Selon JPMorgan, la pression ne sera pas uniforme. Le néerlandais ASML, un des leaders mondiaux de la fabrication de machines de photolithographie pour l'industrie des semiconducteurs, s'approvisionne à près de 20 % en gaz néon qu'elle utilise dans les pays touchés par la crise. Ainsi, JPMorgan pense que l'industrie pourrait se tourner vers la Chine, les États-Unis et le Canada pour augmenter leur approvisionnement. Mais cette voie risque d'être lente. Bien que l'industrie des puces ait pu gérer une augmentation des prix du néon découlant de la crise de Crimée de 2014, l'ampleur du conflit d'aujourd'hui semble bien plus importante.
Par ailleurs, l'invasion de l'Ukraine par la Russie intervient alors que la demande de puces a augmenté de manière générale tout au long de la pandémie de la Covid-19, les consommateurs et les entreprises ayant exigé un meilleur accès à l'électronique. D'après les analystes, pour les entreprises, la demande de puces spécialisées dans l'intelligence artificielle pour la formation et l'inférence de l'apprentissage automatique devrait augmenter de plus de 50 % par an dans toutes les catégories informatiques au cours des prochaines années.
Alors que la Corée du Sud a investi 451 milliards de dollars dans le développement des semiconducteurs et qu'Intel a investi 20 milliards de dollars dans deux nouvelles fonderies de semiconducteurs pour lutter contre la pénurie de puces, le gouvernement américain a averti que la chaîne d'approvisionnement mondiale en puces reste faible. « Nous sommes heureux que les entreprises [Intel, Ford, GM] aient cherché des solutions créatives, car le secteur privé est le mieux placé pour résoudre les goulots d'étranglement », a écrit la secrétaire américaine au Commerce Gina Raimondo dans un billet de blogue le mois dernier.

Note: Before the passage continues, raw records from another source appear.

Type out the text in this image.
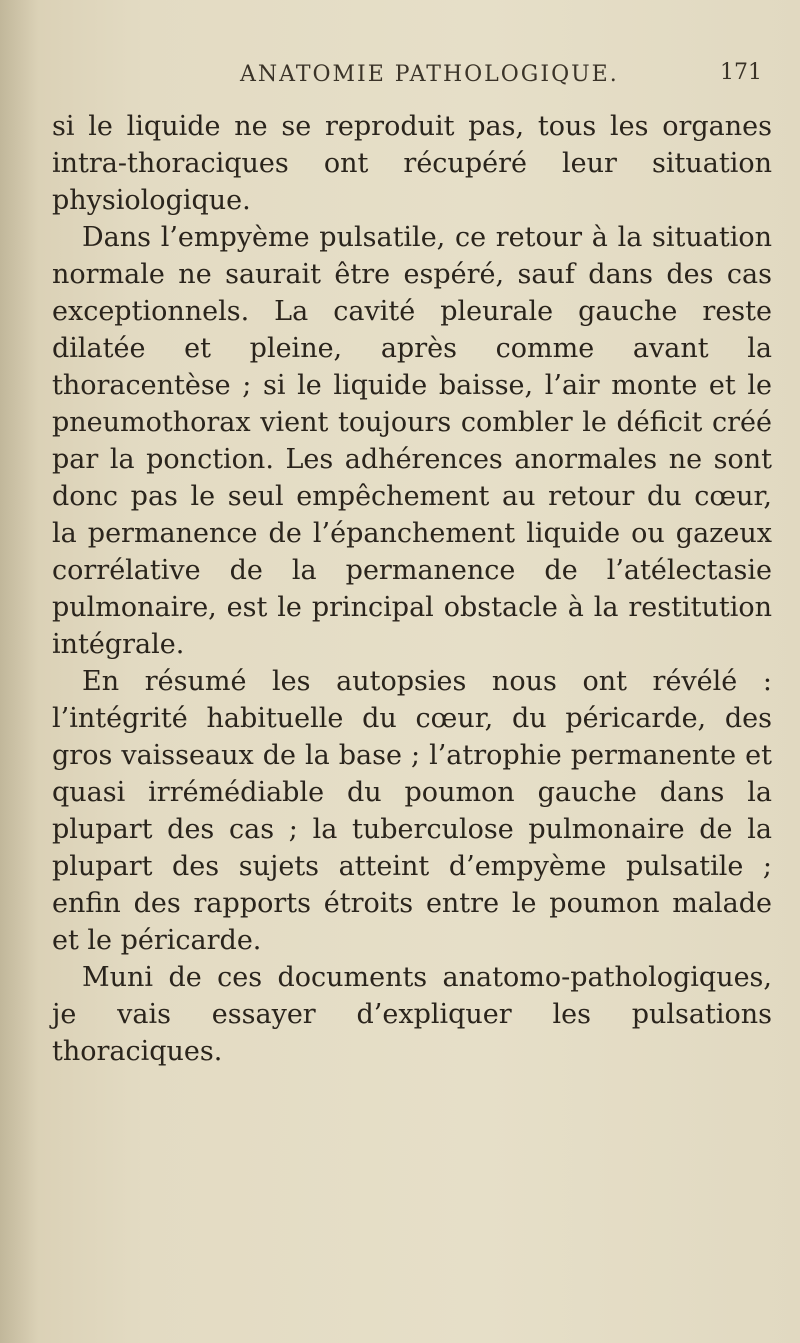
ANATOMIE PATHOLOGIQUE.	171

si le liquide ne se reproduit pas, tous les organes intra-thoraciques ont récupéré leur situation physiologique.

Dans l’empyème pulsatile, ce retour à la situation normale ne saurait être espéré, sauf dans des cas exceptionnels. La cavité pleurale gauche reste dilatée et pleine, après comme avant la thoracentèse ; si le liquide baisse, l’air monte et le pneumothorax vient toujours combler le déficit créé par la ponction. Les adhérences anormales ne sont donc pas le seul empêchement au retour du cœur, la permanence de l’épanchement liquide ou gazeux corrélative de la permanence de l’atélectasie pulmonaire, est le principal obstacle à la restitution intégrale.

En résumé les autopsies nous ont révélé : l’intégrité habituelle du cœur, du péricarde, des gros vaisseaux de la base ; l’atrophie permanente et quasi irrémédiable du poumon gauche dans la plupart des cas ; la tuberculose pulmonaire de la plupart des sujets atteint d’empyème pulsatile ; enfin des rapports étroits entre le poumon malade et le péricarde.

Muni de ces documents anatomo-pathologiques, je vais essayer d’expliquer les pulsations thoraciques.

« Mais la chaîne d'approvisionnement en semiconducteurs reste fragile et il est essentiel que le Congrès agisse rapidement pour adopter le plus tôt possible les 52 milliards de dollars de financement des puces proposés par le président », a-t-elle ajouté. Dans le cadre du post, Raimondo a noté que l'inventaire moyen des puces est passé de 40 jours en 2019 à moins de cinq jours en 2022 et que la plupart des usines américaines de fabrication de puces fonctionnent à plus de 90 % d'utilisation.
Parmi les principaux goulets d'étranglement qu'elle a identifiés figurent les puces logiques héritées utilisées dans les automobiles et les appareils médicaux, ainsi que les puces analogiques utilisées dans la gestion de l'énergie, les capteurs d'images, les radiofréquences et d'autres applications. En gros, la perte de l'approvisionnement en gaz néon en provenance de l'Ukraine aurait un impact considérable sur l'industrie technologique américaine.
Cependant, les estimations de Techcet ont été controversées par d'autres experts. Ils n'ont pas avancé de chiffres pour étayer leur position, mais un commentaire estime que les États-Unis auraient déjà envoyé des troupes au sol s'ils étaient à ce point dépendants de l'Ukraine en matière de gaz néon (vital pour la survie d'un grand pan de leur économie) : « non, si c'était une vraie menace, il y aurait déjà des troupes sur le terrain. Les États-Unis protègent les fournitures dont ils ont besoin ».